John Cage, preparing a piano (c.1960)
Many books have attempted to explain John Cage, one of the 20th century’s most controversial composers, but author Kay Larson’s is the first one to concentrate on how Zen Buddhism empowered him to create his music, liberate his divided mind, reconstruct his character, remove personal crises and thus allow him to transform the entire narrative
of 20th-century art.
Where the Heart Beats: John Cage, Zen Buddhism, and the Inner Life of Artists (Penguin, $29.95) notes that Cage (1912-92) was not necessarily the first American composer to fuse East and West, but his approach to remove all ego and intention from his art emerged directly from his exposure to Zen. His approach permanently altered the historic flow of several creative disciplines.
Arguments about Cage and near-aggressive reactions to the things he said still rage today, but his role as a precursor to performance art, conceptual art, turntablism, installation art, minimalism, live electronic music and “be-in”-style happenings cannot be denied.
Today, anyone making sounds with turntables owes a debt to John Cage. Anyone choreographing a dance without an intentional narrative flowing through it owes a debt to the lifelong creative and emotional partnership between Cage and Merce Cunningham.

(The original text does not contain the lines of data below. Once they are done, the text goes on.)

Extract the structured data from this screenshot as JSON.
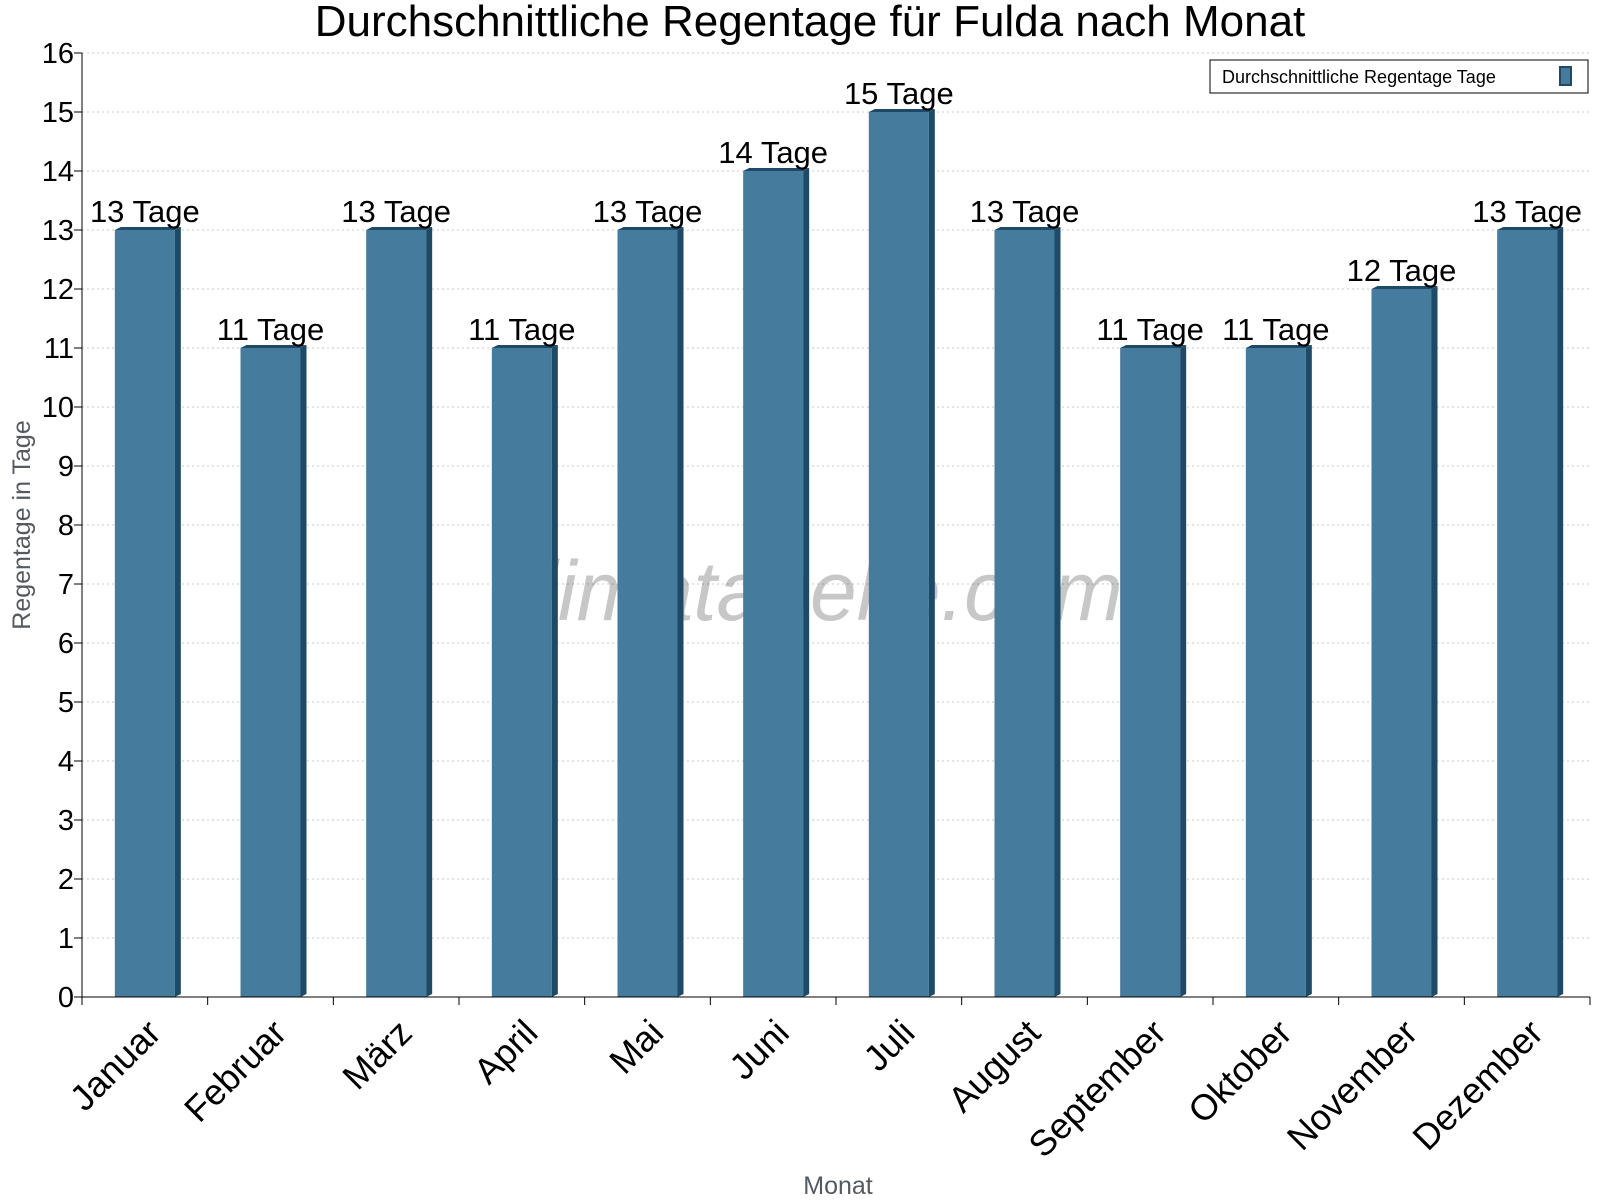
{
  "chart_data": {
    "type": "bar",
    "title": "Durchschnittliche Regentage für Fulda nach Monat",
    "xlabel": "Monat",
    "ylabel": "Regentage in Tage",
    "ylim": [
      0,
      16
    ],
    "yticks": [
      0,
      1,
      2,
      3,
      4,
      5,
      6,
      7,
      8,
      9,
      10,
      11,
      12,
      13,
      14,
      15,
      16
    ],
    "grid": true,
    "legend_position": "top-right",
    "categories": [
      "Januar",
      "Februar",
      "März",
      "April",
      "Mai",
      "Juni",
      "Juli",
      "August",
      "September",
      "Oktober",
      "November",
      "Dezember"
    ],
    "series": [
      {
        "name": "Durchschnittliche Regentage Tage",
        "color": "#457b9d",
        "values": [
          13,
          11,
          13,
          11,
          13,
          14,
          15,
          13,
          11,
          11,
          12,
          13
        ],
        "labels": [
          "13 Tage",
          "11 Tage",
          "13 Tage",
          "11 Tage",
          "13 Tage",
          "14 Tage",
          "15 Tage",
          "13 Tage",
          "11 Tage",
          "11 Tage",
          "12 Tage",
          "13 Tage"
        ]
      }
    ],
    "watermark": "klimatabelle.com"
  }
}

Larson was an art critic in New York for many years and also a Zen practitioner, which is why her refreshingly nonlinear, non-Western understanding of Cage works so well. She presents Cage’s life as he experienced it, along with all the questions he asked, and presents his story as a classic spiritual path of suffering, realization and release from suffering.

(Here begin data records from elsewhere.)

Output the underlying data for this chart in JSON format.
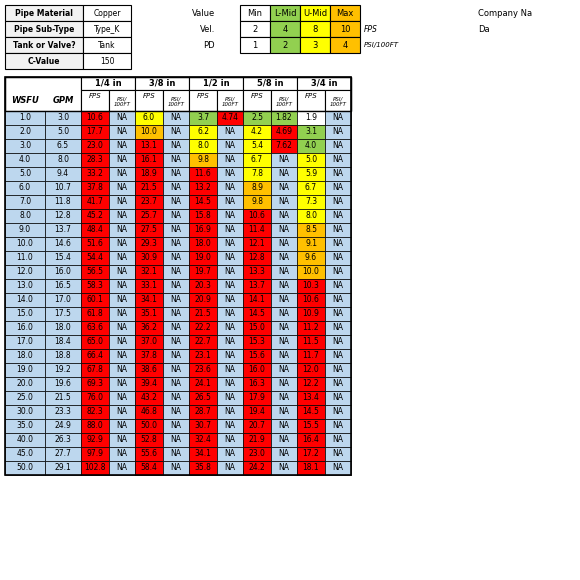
{
  "pipe_info": [
    [
      "Pipe Material",
      "Copper"
    ],
    [
      "Pipe Sub-Type",
      "Type_K"
    ],
    [
      "Tank or Valve?",
      "Tank"
    ],
    [
      "C-Value",
      "150"
    ]
  ],
  "legend_labels": [
    "Min",
    "L-Mid",
    "U-Mid",
    "Max"
  ],
  "legend_colors": [
    "#ffffff",
    "#92d050",
    "#ffff00",
    "#ffc000"
  ],
  "vel_values": [
    "2",
    "4",
    "8",
    "10"
  ],
  "pd_values": [
    "1",
    "2",
    "3",
    "4"
  ],
  "vel_unit": "FPS",
  "pd_unit": "PSI/100FT",
  "pipe_sizes": [
    "1/4 in",
    "3/8 in",
    "1/2 in",
    "5/8 in",
    "3/4 in"
  ],
  "wsfu": [
    1.0,
    2.0,
    3.0,
    4.0,
    5.0,
    6.0,
    7.0,
    8.0,
    9.0,
    10.0,
    11.0,
    12.0,
    13.0,
    14.0,
    15.0,
    16.0,
    17.0,
    18.0,
    19.0,
    20.0,
    25.0,
    30.0,
    35.0,
    40.0,
    45.0,
    50.0
  ],
  "gpm": [
    3.0,
    5.0,
    6.5,
    8.0,
    9.4,
    10.7,
    11.8,
    12.8,
    13.7,
    14.6,
    15.4,
    16.0,
    16.5,
    17.0,
    17.5,
    18.0,
    18.4,
    18.8,
    19.2,
    19.6,
    21.5,
    23.3,
    24.9,
    26.3,
    27.7,
    29.1
  ],
  "pipe_14_fps": [
    10.6,
    17.7,
    23.0,
    28.3,
    33.2,
    37.8,
    41.7,
    45.2,
    48.4,
    51.6,
    54.4,
    56.5,
    58.3,
    60.1,
    61.8,
    63.6,
    65.0,
    66.4,
    67.8,
    69.3,
    76.0,
    82.3,
    88.0,
    92.9,
    97.9,
    102.8
  ],
  "pipe_14_pd": [
    "NA",
    "NA",
    "NA",
    "NA",
    "NA",
    "NA",
    "NA",
    "NA",
    "NA",
    "NA",
    "NA",
    "NA",
    "NA",
    "NA",
    "NA",
    "NA",
    "NA",
    "NA",
    "NA",
    "NA",
    "NA",
    "NA",
    "NA",
    "NA",
    "NA",
    "NA"
  ],
  "pipe_38_fps": [
    6.0,
    10.0,
    13.1,
    16.1,
    18.9,
    21.5,
    23.7,
    25.7,
    27.5,
    29.3,
    30.9,
    32.1,
    33.1,
    34.1,
    35.1,
    36.2,
    37.0,
    37.8,
    38.6,
    39.4,
    43.2,
    46.8,
    50.0,
    52.8,
    55.6,
    58.4
  ],
  "pipe_38_pd": [
    "NA",
    "NA",
    "NA",
    "NA",
    "NA",
    "NA",
    "NA",
    "NA",
    "NA",
    "NA",
    "NA",
    "NA",
    "NA",
    "NA",
    "NA",
    "NA",
    "NA",
    "NA",
    "NA",
    "NA",
    "NA",
    "NA",
    "NA",
    "NA",
    "NA",
    "NA"
  ],
  "pipe_12_fps": [
    3.7,
    6.2,
    8.0,
    9.8,
    11.6,
    13.2,
    14.5,
    15.8,
    16.9,
    18.0,
    19.0,
    19.7,
    20.3,
    20.9,
    21.5,
    22.2,
    22.7,
    23.1,
    23.6,
    24.1,
    26.5,
    28.7,
    30.7,
    32.4,
    34.1,
    35.8
  ],
  "pipe_12_pd": [
    4.74,
    "NA",
    "NA",
    "NA",
    "NA",
    "NA",
    "NA",
    "NA",
    "NA",
    "NA",
    "NA",
    "NA",
    "NA",
    "NA",
    "NA",
    "NA",
    "NA",
    "NA",
    "NA",
    "NA",
    "NA",
    "NA",
    "NA",
    "NA",
    "NA",
    "NA"
  ],
  "pipe_58_fps": [
    2.5,
    4.2,
    5.4,
    6.7,
    7.8,
    8.9,
    9.8,
    10.6,
    11.4,
    12.1,
    12.8,
    13.3,
    13.7,
    14.1,
    14.5,
    15.0,
    15.3,
    15.6,
    16.0,
    16.3,
    17.9,
    19.4,
    20.7,
    21.9,
    23.0,
    24.2
  ],
  "pipe_58_pd": [
    1.82,
    4.69,
    7.62,
    "NA",
    "NA",
    "NA",
    "NA",
    "NA",
    "NA",
    "NA",
    "NA",
    "NA",
    "NA",
    "NA",
    "NA",
    "NA",
    "NA",
    "NA",
    "NA",
    "NA",
    "NA",
    "NA",
    "NA",
    "NA",
    "NA",
    "NA"
  ],
  "pipe_34_fps": [
    1.9,
    3.1,
    4.0,
    5.0,
    5.9,
    6.7,
    7.3,
    8.0,
    8.5,
    9.1,
    9.6,
    10.0,
    10.3,
    10.6,
    10.9,
    11.2,
    11.5,
    11.7,
    12.0,
    12.2,
    13.4,
    14.5,
    15.5,
    16.4,
    17.2,
    18.1
  ],
  "pipe_34_pd": [
    "NA",
    "NA",
    "NA",
    "NA",
    "NA",
    "NA",
    "NA",
    "NA",
    "NA",
    "NA",
    "NA",
    "NA",
    "NA",
    "NA",
    "NA",
    "NA",
    "NA",
    "NA",
    "NA",
    "NA",
    "NA",
    "NA",
    "NA",
    "NA",
    "NA",
    "NA"
  ],
  "bg_blue": "#bdd7ee",
  "bg_header": "#ffffff",
  "color_min": "#ffffff",
  "color_lmid": "#92d050",
  "color_umid": "#ffff00",
  "color_max": "#ffc000",
  "color_over": "#ff0000",
  "company_label": "Company Na",
  "date_label": "Da"
}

Writes Larson: “Cage [had] been struggling with self-judgments, self-loathing, anxiety about his sexual identity, fear of being himself—yet a powerful need to be himself, too. The mystics of West and East have told him to look up from his four walls and see the sky.”
She specifically tracks the influence of the Huang Po Doctrine of Universal Mind, and how it emerged in Cage’s approach to indeterminacy and composing music without intention. From Huang Po, “Cage saw the amazing potential of dwelling in the omnipresent, silent, pure, glorious, mysterious, peaceful joy of nonintention.”
As he found himself at the epicenter of the mid–20th-century avant-garde, influencing and/or infuriating all those he came in contact with, Cage became a blueprint for disenfranchised artists everywhere.
“I said to my husband that I was addressing three of the most esoteric of topics: the life of an oddball experimental composer, cryptic Zen sutras and the origins of the art avant-garde,” Larson writes. “Yet the theme that unites them all—and that allowed Cage to open his arms to all of us and welcome us to a new world—was his realization of the path out of suffering. It’s available to everyone. And it’s transformative.”